Tuesday 26 August 2014

台南棺材板 ~ Tainan Coffin Bread






 

食谱取自 Sunflower Food Galore
( 我做了少许更改 )

台南棺材板

材料 白酱 ):
1 汤匙 面粉
1 汤匙 奶油
1/2 鲜奶

材料 (馅料
100g 猪肉片( 可用鸡肉)
1/4 洋葱片
1 冷藏蔬菜 青豆 ,玉米粒& 红箩卜粒。解冻后,洗净, 沥干)
1/3杯蘑菇
1/2 高汤
食油适量
白酒/米酒 我没放
盐, 胡椒粉和鲜奶适量

 
做法
1. 白酱 在平底锅里加入奶油和面粉,煮大概1分钟。熄火加入鲜奶,搅拌至无颗粒和浓稠状。备用。

2. 锅里烧热油,加入洋葱片,炒至软。然后加入猪肉片和冷藏蔬菜,翻炒片刻 。加入高汤和白酒/米酒。如果酱汁很浓,可多加鲜奶 。最后加入盐和胡椒粉调味 。待冷备用。

3.将吐司涂上融化奶油,每一面煎至酥脆和金黄色。待冷和沥干油份。

4.吐司中央挖空,將浓汤盛入香酥吐土司中即可

 
Recipe source :  Sunflower Food Galore( With minor adjustment )

Tainan Coffin Bread

Ingredients ( béchamel sauce ) :  
1 tbsp plain flour
1 tbsp butter
1/2 cup milk

Ingredients ( Filling ) :
100g sliced pork ( may replace it with chicken )
1/4 cup chopped onion
1 cup frozen mixed vege ( peas , corn kernels & carrots . Thawed , rinsed and drained  )
1/3 cup button mushroom
1/2 cup chicken stock
a little cooking oil
dash of white wine or light sherry or Chinese colourless rice wine (optional)  ( I omit it )
pinch of salt
pinch of pepper
a little bit more milk if required
few coriander leaves for garnish

 
Method:
1. Make the bechamel sauce. First cook the flour and butter together for about 1 minute then heat off add milk a little at a time and whisking till no lumps. Heat the sauce till thicken. Set aside.

2. Heat a little oil then fry the onion then add sliced pork and remaining vegetables till soften and heated through. Add in chicken stock , wine and white sauce . If the sauce is too thick add some milk. Season with pinch of salt and pepper. Keep warm  .
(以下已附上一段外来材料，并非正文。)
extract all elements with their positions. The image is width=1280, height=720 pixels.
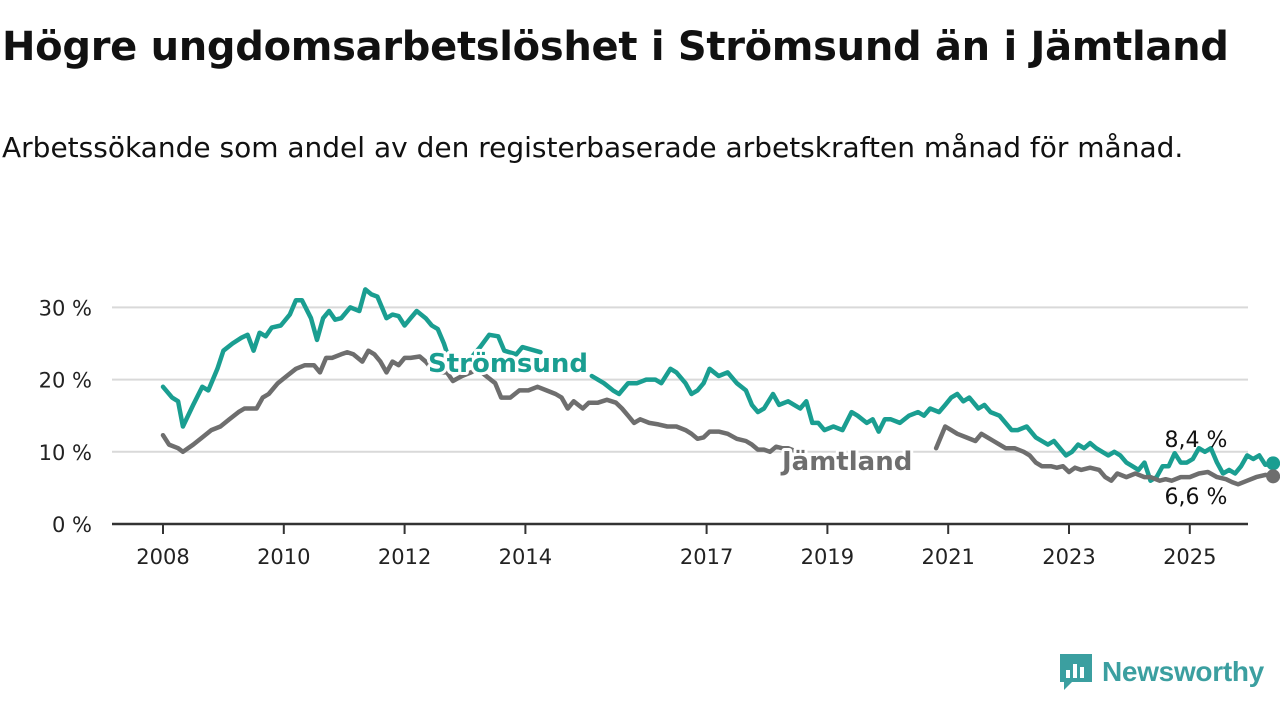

3. Brush the bread with melted butter and deep fry one side of the bread toast until it is lightly brown. Flip carefully onto the other side deep fry until lightly brown as well . Drain and set aside to cool down slightly .

4. Then cut out one side for the lid. Scope out enough of the soft bread inside then trim the lid.  Fill with the creamy filling and garnish. Put the lid on top or on the side.



I am submitting this post to Asian Food Fest : Taiwan ~ AUGUST 2014 , hosted by Alan of Travelling Foodies .
 
 

And also linked to the event, Little Thumbs Up : Flour , organised by Bake for Happy Kids and My Little Favourite DIY , and hosted by Diana of the Domestic Goddess Wannabe .
                             



 
 

1 comment:

  1. Kit Wai, when bubble tea first became fashionable, I would always order the guan cai ban when I had a bubble tea!! I LOVE THEM!!